The Porzecanskis lived a couple of blocks away from Liepaja’s train station, in an industrial area that is now quite run down. The family house and bakery was located at Albertstrasse 19, now renamed Terauda iela, and it still stands there at the corner with Augustes iela. It is a three-story brick building and its corner entrance, which was for the bakery’s customers, is now closed up. As told by Aron Porzecanski, the house had an open interior patio in the back where the rustic bathrooms were located, a single water pump was situated (because there was no running water), wood for the stoves was stored and there was even a cow to provide milk for the whole family. The house included boarders but, during World War I, the family had to make room for a German lieutenant, who was in charge of a unit that was camped out across the street. A factory employing some 1,000 workers reportedly was located nearby, and it made nails, wire, shovels and other iron products from scrap. The workers were customers of the Porzecanski bakery.
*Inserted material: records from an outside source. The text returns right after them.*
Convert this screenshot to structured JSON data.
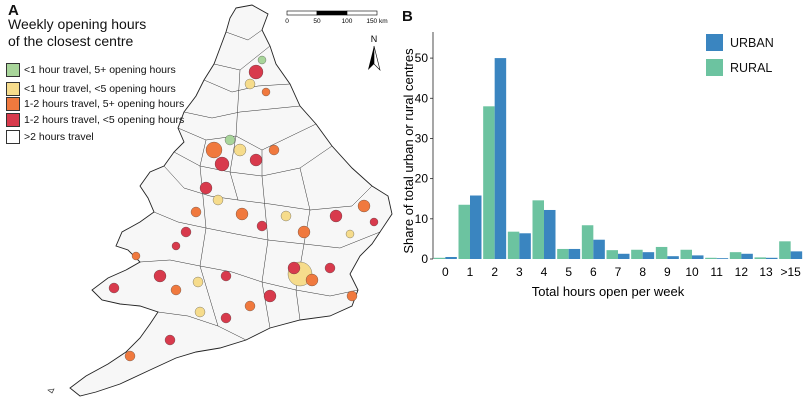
{
  "panel_a": {
    "label": "A",
    "legend_title_line1": "Weekly opening hours",
    "legend_title_line2": "of the closest centre",
    "legend_items": [
      {
        "label": "<1 hour travel, 5+ opening hours",
        "color": "#a8d59a"
      },
      {
        "label": "<1 hour travel, <5 opening hours",
        "color": "#f6dc8c"
      },
      {
        "label": "1-2 hours travel, 5+ opening hours",
        "color": "#f0793e"
      },
      {
        "label": "1-2 hours travel, <5 opening hours",
        "color": "#d83a4c"
      },
      {
        "label": ">2 hours travel",
        "color": "#ffffff"
      }
    ],
    "scale_bar": {
      "ticks": [
        "0",
        "50",
        "100",
        "150 km"
      ]
    },
    "north_label": "N"
  },
  "chart_data": {
    "type": "bar",
    "label": "B",
    "xlabel": "Total hours open per week",
    "ylabel": "Share of total urban or rural centres",
    "ylim": [
      0,
      55
    ],
    "yticks": [
      0,
      10,
      20,
      30,
      40,
      50
    ],
    "categories": [
      "0",
      "1",
      "2",
      "3",
      "4",
      "5",
      "6",
      "7",
      "8",
      "9",
      "10",
      "11",
      "12",
      "13",
      ">15"
    ],
    "series": [
      {
        "name": "RURAL",
        "color": "#6cc3a0",
        "values": [
          0.3,
          13.5,
          38,
          6.8,
          14.6,
          2.5,
          8.4,
          2.2,
          2.3,
          3.0,
          2.3,
          0.3,
          1.7,
          0.4,
          4.4
        ]
      },
      {
        "name": "URBAN",
        "color": "#3a85c0",
        "values": [
          0.5,
          15.8,
          50,
          6.4,
          12.2,
          2.5,
          4.8,
          1.3,
          1.7,
          0.7,
          0.9,
          0.2,
          1.3,
          0.3,
          1.9
        ]
      }
    ],
    "legend_order": [
      "URBAN",
      "RURAL"
    ],
    "legend_position": "top-right"
  }
}
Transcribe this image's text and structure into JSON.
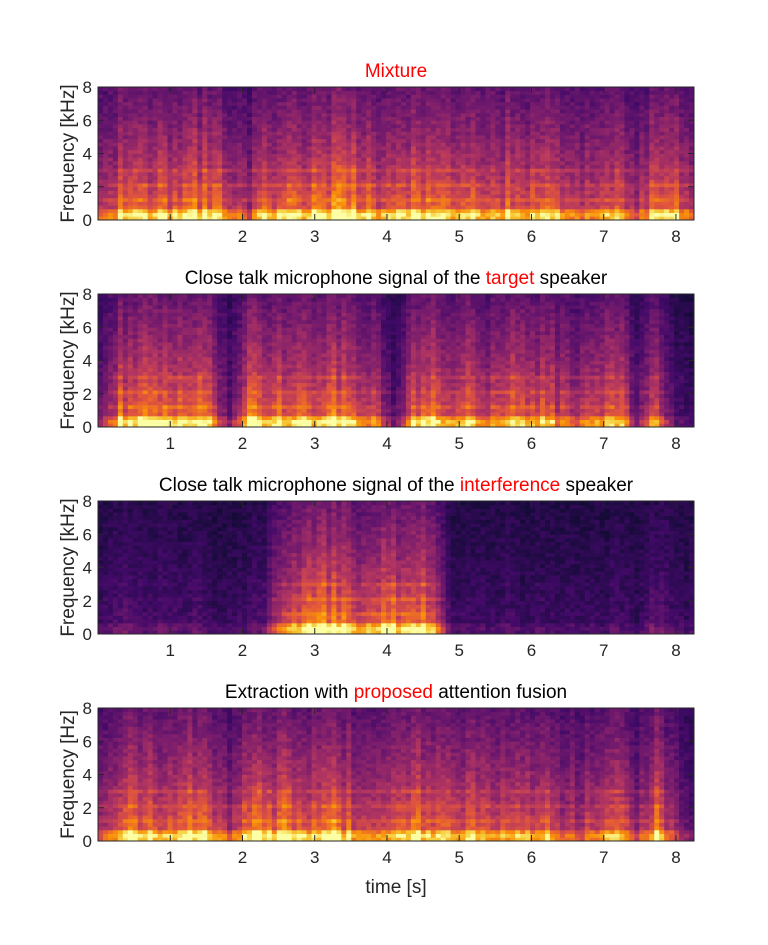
{
  "colors": {
    "highlight": "#ff0000",
    "text": "#000000",
    "axis": "#262626"
  },
  "chart_data": [
    {
      "type": "heatmap",
      "colormap": "inferno",
      "title_parts": [
        {
          "text": "Mixture",
          "highlight": true
        }
      ],
      "ylabel": "Frequency [kHz]",
      "xlabel": "",
      "xticks": [
        1,
        2,
        3,
        4,
        5,
        6,
        7,
        8
      ],
      "yticks": [
        0,
        2,
        4,
        6,
        8
      ],
      "xlim": [
        0,
        8.25
      ],
      "ylim": [
        0,
        8
      ],
      "energy_envelope": [
        0.6,
        0.85,
        0.9,
        0.85,
        0.8,
        0.9,
        0.9,
        0.75,
        0.6,
        0.85,
        0.9,
        0.9,
        0.9,
        0.95,
        0.9,
        0.8,
        0.9,
        0.9,
        0.85,
        0.8,
        0.85,
        0.75,
        0.85,
        0.8,
        0.85,
        0.75,
        0.7,
        0.8,
        0.9,
        0.6,
        0.9,
        0.85,
        0.7
      ]
    },
    {
      "type": "heatmap",
      "colormap": "inferno",
      "title_parts": [
        {
          "text": "Close talk microphone signal of the ",
          "highlight": false
        },
        {
          "text": "target",
          "highlight": true
        },
        {
          "text": " speaker",
          "highlight": false
        }
      ],
      "ylabel": "Frequency [kHz]",
      "xlabel": "",
      "xticks": [
        1,
        2,
        3,
        4,
        5,
        6,
        7,
        8
      ],
      "yticks": [
        0,
        2,
        4,
        6,
        8
      ],
      "xlim": [
        0,
        8.25
      ],
      "ylim": [
        0,
        8
      ],
      "energy_envelope": [
        0.4,
        0.85,
        0.9,
        0.9,
        0.85,
        0.9,
        0.8,
        0.35,
        0.9,
        0.9,
        0.85,
        0.85,
        0.9,
        0.9,
        0.8,
        0.7,
        0.3,
        0.85,
        0.9,
        0.8,
        0.85,
        0.75,
        0.85,
        0.8,
        0.8,
        0.7,
        0.65,
        0.75,
        0.9,
        0.35,
        0.9,
        0.3,
        0.2
      ]
    },
    {
      "type": "heatmap",
      "colormap": "inferno",
      "title_parts": [
        {
          "text": "Close talk microphone signal of the ",
          "highlight": false
        },
        {
          "text": "interference",
          "highlight": true
        },
        {
          "text": " speaker",
          "highlight": false
        }
      ],
      "ylabel": "Frequency [kHz]",
      "xlabel": "",
      "xticks": [
        1,
        2,
        3,
        4,
        5,
        6,
        7,
        8
      ],
      "yticks": [
        0,
        2,
        4,
        6,
        8
      ],
      "xlim": [
        0,
        8.25
      ],
      "ylim": [
        0,
        8
      ],
      "energy_envelope": [
        0.2,
        0.35,
        0.25,
        0.3,
        0.25,
        0.3,
        0.2,
        0.2,
        0.25,
        0.35,
        0.85,
        0.9,
        0.95,
        0.9,
        0.8,
        0.9,
        0.9,
        0.85,
        0.95,
        0.2,
        0.25,
        0.2,
        0.25,
        0.2,
        0.25,
        0.2,
        0.2,
        0.2,
        0.25,
        0.2,
        0.35,
        0.25,
        0.2
      ]
    },
    {
      "type": "heatmap",
      "colormap": "inferno",
      "title_parts": [
        {
          "text": "Extraction with ",
          "highlight": false
        },
        {
          "text": "proposed",
          "highlight": true
        },
        {
          "text": " attention fusion",
          "highlight": false
        }
      ],
      "ylabel": "Frequency [Hz]",
      "xlabel": "time [s]",
      "xticks": [
        1,
        2,
        3,
        4,
        5,
        6,
        7,
        8
      ],
      "yticks": [
        0,
        2,
        4,
        6,
        8
      ],
      "xlim": [
        0,
        8.25
      ],
      "ylim": [
        0,
        8
      ],
      "energy_envelope": [
        0.55,
        0.85,
        0.9,
        0.85,
        0.8,
        0.9,
        0.85,
        0.6,
        0.9,
        0.9,
        0.9,
        0.85,
        0.9,
        0.9,
        0.8,
        0.7,
        0.85,
        0.9,
        0.85,
        0.8,
        0.85,
        0.75,
        0.85,
        0.8,
        0.8,
        0.7,
        0.65,
        0.75,
        0.9,
        0.5,
        0.9,
        0.6,
        0.35
      ]
    }
  ]
}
The second picture shows the house across the street, a two-story building of poorer construction (brick at ground level, wood at the top), and the third picture Terauda street, with the corner (now closed) entrance to the Porzecanski home at center-left, across the street from Augustes. The properties at the extreme left, across the street from the homes, appeared to be of an industrial, rather than residential, nature.
The fourth picture is of Juras street, where Ana Braumann Porzecanski supposedly lived, in an old house that was probably located to the right of the automobile. Note the two modern buildings to the right of the picture and the old, wooden building on the left.
The fifth picture is of the beach at Skede, where Ana and her children were probably executed in mid-December 1941. Women and children were assembled in a wooden barn and in groups of twenty they were led to the dunes, where a long ditch had been dug that ran parallel to the shore. They had to undress, despite the freezing temperature, and then they were positioned along the ditch facing the sea so that their bodies would tumble into the trench as they were shot. Pictures of the shootings can be seen at http://www.ushmm.org/research/collections/
, search photos for Liepaja and see pictures #1-13. For someone else’s visit to Liepaja, including their account of Skede, see http://www.jewishgen.org/Latvia/SIG_Shtetl_Memories.html
Left, Ana Porzecanski and her husband, Libau 1928. Right, Ana’s children, Isak and David, Libau 1940, one year before their deaths.